The Gap Between Code and Cowork

In enterprises, people sit on a spectrum that runs from technical to non-technical. The power of agents landed on one end of it first: coding with Claude Code. Claude Cowork has since stretched that power toward the other end. But it stretched fast, and I think the speed left a gap in the middle.

Claude Cowork was marketed as the golden path: a text box where anyone can just ask a question and get an answer - and it will work as long as there is a connector ecosystem your organization has enabled, that supports your question. The way I see it though, is that path only became possible because of everything Anthropic's product team learned mastering agentic loops in Claude Code.

That is the point I want to make. Technical users drove adoption. They picked up Claude Code fast, and underneath, Claude Code is a simple thing: a loop where a model runs until it has finished a task.

The difference is control. A developer can shape that loop, because a developer thinks in systems. A knowledge worker is more inclined to type a question and take whatever comes back.

Golden path breaks easily

For finance workflows specifically, I have found far more value sitting between Claude Code and Cowork than in either one alone. There is a definite gap there.

Cowork is good at getting you the artifact, the answer you came for. But a lot of that output is not repeatable, not auditable, and not something I would fully trust as somebody in Finance where accuracy has a high bar.

The reason is the data. You are usually pulling different datasets from different sources that were never stitched together by a common primary key. And models are still weak at numerical reasoning, at confirming the data is complete, at the nuances and the edge cases because of missing the whole context. It is true because these systems just don't have the soft-context that a human would. (This is what the tech circles on X are harping on about when they say the context layer is where the next trillion-dollar opportunity lies. More on that in another post.)

What closed the gap for me

I have had a different experience with Claude Code - and I wouldn't say that I am on either of the extreme ends of the spectrum. But I am definitely somewhere in the middle, and I have managed to make coding agents work for me.

What has actually helped me in Finance is building pipelines I can run again, with my own verification loops baked in. That gives me a health check on every single sheet I pull together. For example, for each one, I can see:

whether the checksum matches what the GL says
whether the number of deals matches what the CRM has
whether the headcount in APAC lines up with the people Salesforce shows in that region
whether the figure I pulled from Workday is complete
whether there are pending or in-progress journal entries from Accounting that are not being counted
whether the number in Salesforce has changed since my last pull, so I know I am not working with something stale

These are not three or four checks. They are thousands of edge cases I deal with day to day, and the pipeline catches them so I do not have to.

The capability overhang

OpenAI has a name for the moment we are in: a capability overhang. Sam Altman has framed it as the distance between what the models can already do and what the world has figured out how to get out of them, a gap so large that even a frozen model would leave enormous value on the table.

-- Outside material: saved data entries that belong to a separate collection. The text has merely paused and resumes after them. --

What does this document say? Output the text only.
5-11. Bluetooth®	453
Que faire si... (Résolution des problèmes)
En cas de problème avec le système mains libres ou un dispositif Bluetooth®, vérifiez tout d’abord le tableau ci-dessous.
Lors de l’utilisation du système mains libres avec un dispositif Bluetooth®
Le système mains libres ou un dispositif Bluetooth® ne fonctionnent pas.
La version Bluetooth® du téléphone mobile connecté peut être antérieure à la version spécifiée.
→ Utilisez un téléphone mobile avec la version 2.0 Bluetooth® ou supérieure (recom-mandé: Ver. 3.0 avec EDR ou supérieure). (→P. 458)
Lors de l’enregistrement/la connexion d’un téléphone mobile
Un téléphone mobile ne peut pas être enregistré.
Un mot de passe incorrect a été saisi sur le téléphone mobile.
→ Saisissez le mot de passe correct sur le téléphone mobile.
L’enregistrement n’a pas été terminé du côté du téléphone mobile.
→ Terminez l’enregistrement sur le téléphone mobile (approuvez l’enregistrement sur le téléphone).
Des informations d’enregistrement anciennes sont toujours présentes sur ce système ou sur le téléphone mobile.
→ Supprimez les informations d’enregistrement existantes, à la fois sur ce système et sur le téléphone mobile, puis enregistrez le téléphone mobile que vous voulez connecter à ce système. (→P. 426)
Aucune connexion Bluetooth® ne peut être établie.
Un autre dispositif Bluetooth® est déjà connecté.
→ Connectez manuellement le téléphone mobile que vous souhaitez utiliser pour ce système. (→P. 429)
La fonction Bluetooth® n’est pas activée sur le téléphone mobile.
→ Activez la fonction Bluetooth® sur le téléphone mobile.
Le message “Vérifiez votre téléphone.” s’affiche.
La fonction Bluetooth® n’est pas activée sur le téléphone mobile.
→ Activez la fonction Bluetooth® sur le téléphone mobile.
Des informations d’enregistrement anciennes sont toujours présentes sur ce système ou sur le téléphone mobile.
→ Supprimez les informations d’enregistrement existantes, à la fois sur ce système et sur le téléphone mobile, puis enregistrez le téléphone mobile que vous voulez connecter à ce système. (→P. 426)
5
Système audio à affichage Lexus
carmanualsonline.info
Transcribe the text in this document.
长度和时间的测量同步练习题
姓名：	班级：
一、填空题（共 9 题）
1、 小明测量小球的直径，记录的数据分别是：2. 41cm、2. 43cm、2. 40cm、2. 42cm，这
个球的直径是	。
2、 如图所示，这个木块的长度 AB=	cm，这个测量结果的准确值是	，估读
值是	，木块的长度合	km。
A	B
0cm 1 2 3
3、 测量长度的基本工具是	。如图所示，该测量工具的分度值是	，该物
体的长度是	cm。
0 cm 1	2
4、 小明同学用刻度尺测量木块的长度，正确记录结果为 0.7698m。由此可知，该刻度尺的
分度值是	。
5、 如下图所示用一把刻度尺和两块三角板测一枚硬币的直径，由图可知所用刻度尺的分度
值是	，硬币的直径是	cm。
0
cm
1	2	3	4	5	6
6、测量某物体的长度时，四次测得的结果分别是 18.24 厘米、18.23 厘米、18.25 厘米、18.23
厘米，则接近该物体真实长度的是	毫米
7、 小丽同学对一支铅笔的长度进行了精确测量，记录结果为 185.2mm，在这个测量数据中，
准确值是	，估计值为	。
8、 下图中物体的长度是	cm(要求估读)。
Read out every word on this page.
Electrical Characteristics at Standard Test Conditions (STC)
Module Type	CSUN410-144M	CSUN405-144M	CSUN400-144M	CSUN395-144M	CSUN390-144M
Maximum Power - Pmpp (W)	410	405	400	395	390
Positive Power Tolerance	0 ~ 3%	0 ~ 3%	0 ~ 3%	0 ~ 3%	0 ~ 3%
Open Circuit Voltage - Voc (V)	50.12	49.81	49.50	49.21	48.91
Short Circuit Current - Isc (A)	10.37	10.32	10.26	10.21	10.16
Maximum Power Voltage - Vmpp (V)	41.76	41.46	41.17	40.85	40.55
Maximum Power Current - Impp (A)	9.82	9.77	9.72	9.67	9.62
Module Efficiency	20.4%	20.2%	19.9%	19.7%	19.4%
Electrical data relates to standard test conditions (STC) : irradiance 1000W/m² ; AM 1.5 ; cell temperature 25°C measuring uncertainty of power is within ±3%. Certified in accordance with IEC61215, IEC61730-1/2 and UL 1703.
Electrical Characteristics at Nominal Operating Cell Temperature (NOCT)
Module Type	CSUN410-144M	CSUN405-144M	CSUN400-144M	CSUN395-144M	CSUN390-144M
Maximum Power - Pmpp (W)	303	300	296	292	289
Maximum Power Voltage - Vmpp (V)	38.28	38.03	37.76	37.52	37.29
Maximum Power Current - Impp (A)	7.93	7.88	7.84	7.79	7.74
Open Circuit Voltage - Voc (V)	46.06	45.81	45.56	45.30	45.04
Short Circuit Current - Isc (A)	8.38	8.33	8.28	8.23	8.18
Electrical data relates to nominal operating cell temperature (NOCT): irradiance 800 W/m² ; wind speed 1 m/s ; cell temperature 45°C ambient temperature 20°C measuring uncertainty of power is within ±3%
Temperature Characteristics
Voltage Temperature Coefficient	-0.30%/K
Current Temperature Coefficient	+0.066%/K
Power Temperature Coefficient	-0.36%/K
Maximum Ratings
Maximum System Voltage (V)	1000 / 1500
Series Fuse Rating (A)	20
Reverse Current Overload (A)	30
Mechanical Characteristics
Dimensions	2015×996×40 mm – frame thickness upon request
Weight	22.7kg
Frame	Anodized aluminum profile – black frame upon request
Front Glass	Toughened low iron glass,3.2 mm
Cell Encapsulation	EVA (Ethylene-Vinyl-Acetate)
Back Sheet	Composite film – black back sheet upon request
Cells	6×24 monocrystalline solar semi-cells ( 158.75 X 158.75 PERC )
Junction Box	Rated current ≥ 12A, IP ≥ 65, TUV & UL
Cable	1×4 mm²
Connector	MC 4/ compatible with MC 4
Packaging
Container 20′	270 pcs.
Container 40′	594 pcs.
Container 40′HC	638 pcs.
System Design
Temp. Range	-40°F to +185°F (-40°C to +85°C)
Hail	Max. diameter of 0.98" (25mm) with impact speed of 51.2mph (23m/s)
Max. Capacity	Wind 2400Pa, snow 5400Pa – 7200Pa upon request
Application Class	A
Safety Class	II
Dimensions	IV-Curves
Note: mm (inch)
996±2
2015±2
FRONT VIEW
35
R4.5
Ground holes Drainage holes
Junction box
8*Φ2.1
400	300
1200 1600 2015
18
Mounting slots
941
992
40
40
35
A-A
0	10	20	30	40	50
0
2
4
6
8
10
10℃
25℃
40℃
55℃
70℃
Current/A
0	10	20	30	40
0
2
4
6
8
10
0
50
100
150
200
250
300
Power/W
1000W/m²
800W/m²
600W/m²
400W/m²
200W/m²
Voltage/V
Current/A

That gap is exactly what informs the investment in the deployment ecosystem: the forward-deployed engineers who turn raw capability into auditable pipelines and productized systems for enterprises.

So we are nowhere near doomsday. The labs are making two bets at once. One is that the models get good enough that all of this plumbing and pipeline-building eventually evaporates. The other is that it does not, which is why they are pouring money into the deployment layer anyway.

Takeaway

I do not know which bet wins. Nobody does. That is the whole point of an overhang: the gap between what the models can do and what we have figured out how to extract is wide enough that the question of whether the plumbing eventually evaporates stays open for a while.

But that is exactly why the move is to build now. The value is sitting there unclaimed, and the people who can turn raw capability of coding agents into work systems are the ones capturing it while the window is open. Finding the gap in the middle of the spectrum, and equipping yourself with the mental models and systems thinking that unlock these latent capabilities, is how you do that.

That is why I see AI as a true force multiplier, and not in the abstract. I feel it in my own work. I have been able to expand the scope of what I do dramatically, and as an ambitious person, that has made the work more fulfilling.